Солдаты ушли. В тишине наступившего дня деловито, будто швейная машинка, простучала автоматная очередь, где-то что-то бухнуло и снова все затихло.
А в полдень пришли другие солдаты — тоже в камуфляже и в касках, в берцах.
— Кто вы? — спросил Иван Ильич.
— Свои, батяня, свои! — весело ответил черноглазый командир, осмотрелся: — Ух ты! Повезло тебе, батя!
— Еще как, — подтвердил Иван Ильич, — вот только жену и дочку убило… Солдатики, видите, парализованный я, пули на меня не найдется?
— Ты шо, батя… мы так не могем, мы, это, сообщим в красный крест.
Потом командир и боец, как и прошлые, подошли к разбитому окну, что-то высматривали, вымеряли через прицел.
— Сектор узкий, — вздохнул командир и кивнул бойцу: — дай деду бухло для тонуса.
Иван Ильич глотал ершистую водку и чувствовал, как тепло разливается по телу.
— Ты глянь! Ты глянь! — воскликнул боец у окна. Над крышами в дальнем квартале взвился коричнево-черный столб и стал завиваться в небе грибной шляпкой. — Нефтеналивную цистерну рванули, суки!

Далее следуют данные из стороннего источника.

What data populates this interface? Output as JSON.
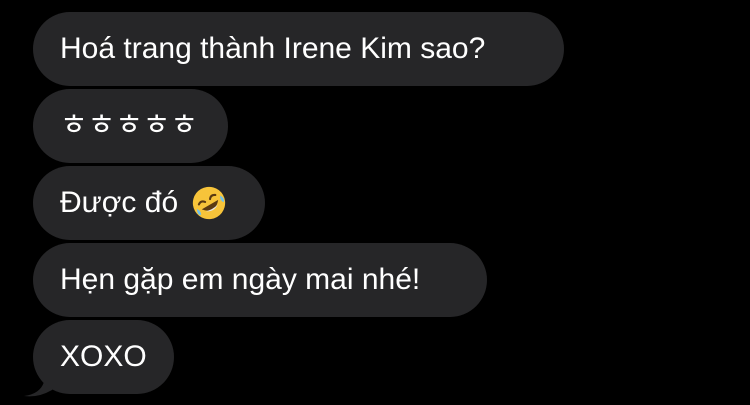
{
  "messages": [
    {
      "text": "Hoá trang thành Irene Kim sao?"
    },
    {
      "text": "ㅎㅎㅎㅎㅎ"
    },
    {
      "text": "Được đó",
      "emoji": "rolling-on-the-floor-laughing-emoji"
    },
    {
      "text": "Hẹn gặp em ngày mai nhé!"
    },
    {
      "text": "XOXO"
    }
  ],
  "colors": {
    "background": "#000000",
    "bubble": "#262628",
    "text": "#ffffff",
    "emoji_face": "#f7c43a"
  }
}
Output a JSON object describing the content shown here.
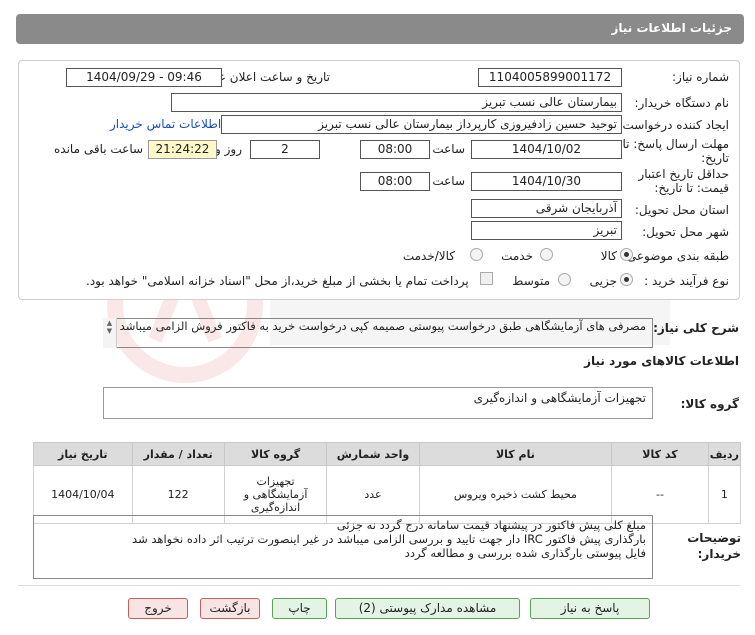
{
  "header": {
    "title": "جزئیات اطلاعات نیاز"
  },
  "form": {
    "need_number_label": "شماره نیاز:",
    "need_number": "1104005899001172",
    "announce_label": "تاریخ و ساعت اعلان عمومی:",
    "announce_value": "1404/09/29 - 09:46",
    "buyer_org_label": "نام دستگاه خریدار:",
    "buyer_org": "بیمارستان عالی نسب تبریز",
    "creator_label": "ایجاد کننده درخواست:",
    "creator": "توحید حسین زادفیروزی کارپرداز بیمارستان عالی نسب تبریز",
    "contact_link": "اطلاعات تماس خریدار",
    "deadline_label_1": "مهلت ارسال پاسخ: تا",
    "deadline_label_2": "تاریخ:",
    "deadline_date": "1404/10/02",
    "time_label": "ساعت",
    "deadline_time": "08:00",
    "days_value": "2",
    "days_label": "روز و",
    "remaining_time": "21:24:22",
    "remaining_label": "ساعت باقی مانده",
    "validity_label_1": "حداقل تاریخ اعتبار",
    "validity_label_2": "قیمت: تا تاریخ:",
    "validity_date": "1404/10/30",
    "validity_time": "08:00",
    "province_label": "استان محل تحویل:",
    "province": "آذربایجان شرقی",
    "city_label": "شهر محل تحویل:",
    "city": "تبریز",
    "category_label": "طبقه بندی موضوعی:",
    "category_options": [
      "کالا",
      "خدمت",
      "کالا/خدمت"
    ],
    "category_selected": "کالا",
    "process_label": "نوع فرآیند خرید :",
    "process_options": [
      "جزیی",
      "متوسط"
    ],
    "process_selected": "جزیی",
    "payment_note": "پرداخت تمام یا بخشی از مبلغ خرید،از محل \"اسناد خزانه اسلامی\" خواهد بود."
  },
  "description": {
    "label": "شرح کلی نیاز:",
    "text": "مصرفی های آزمایشگاهی طبق درخواست پیوستی صمیمه کپی درخواست خرید به فاکتور فروش الزامی میباشد"
  },
  "goods": {
    "section_title": "اطلاعات کالاهای مورد نیاز",
    "group_label": "گروه کالا:",
    "group_value": "تجهیزات آزمایشگاهی و اندازه‌گیری",
    "columns": [
      "ردیف",
      "کد کالا",
      "نام کالا",
      "واحد شمارش",
      "گروه کالا",
      "تعداد / مقدار",
      "تاریخ نیاز"
    ],
    "rows": [
      {
        "row": "1",
        "code": "--",
        "name": "محیط کشت ذخیره ویروس",
        "unit": "عدد",
        "group": "تجهیزات آزمایشگاهی و اندازه‌گیری",
        "qty": "122",
        "date": "1404/10/04"
      }
    ]
  },
  "buyer_notes": {
    "label_1": "توضیحات",
    "label_2": "خریدار:",
    "lines": [
      "مبلغ کلی پیش فاکتور در پیشنهاد قیمت سامانه درج گردد نه جزئی",
      "بارگذاری پیش فاکتور IRC دار جهت تایید و بررسی الزامی میباشد در غیر اینصورت ترتیب اثر داده نخواهد شد",
      "فایل پیوستی بارگذاری شده بررسی و مطالعه گردد"
    ]
  },
  "buttons": {
    "reply": "پاسخ به نیاز",
    "attachments": "مشاهده مدارک پیوستی (2)",
    "print": "چاپ",
    "back": "بازگشت",
    "exit": "خروج"
  },
  "colors": {
    "title_bar": "#8a8a8a",
    "link": "#1a4fb5",
    "remaining_bg": "#fff8c8",
    "button_bg": "#e4f4e4",
    "button_red_bg": "#f9e4e4"
  }
}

Командир подскочил к нему и тут же развернулся:
— Быстро! Быстро выдвигаемся!
И все бросились вон, топча берцами мелкие куски стены, штукатурки, перемешанные с книгами (этажерка стояла у разрушенной стены). Любимое место его было, как на пенсию вышел: сидел в кресле и читал, и взгляд на корешки мудрых книг вызывал ощущение блаженства: Гомер, Еврипид, Золя, Лев Толстой, Бунин, Домбровский…
А когда командир поворачивался, на рукаве у него Иван Ильич увидел зеленую повязку.
«Совсем как в детстве!» — подумал, вспомнив школьную игру «Зарница»: там тоже были синие и зеленые…
Еще две недели назад Иван Иваныч сидел в кресле у этажерки и не верил в войну.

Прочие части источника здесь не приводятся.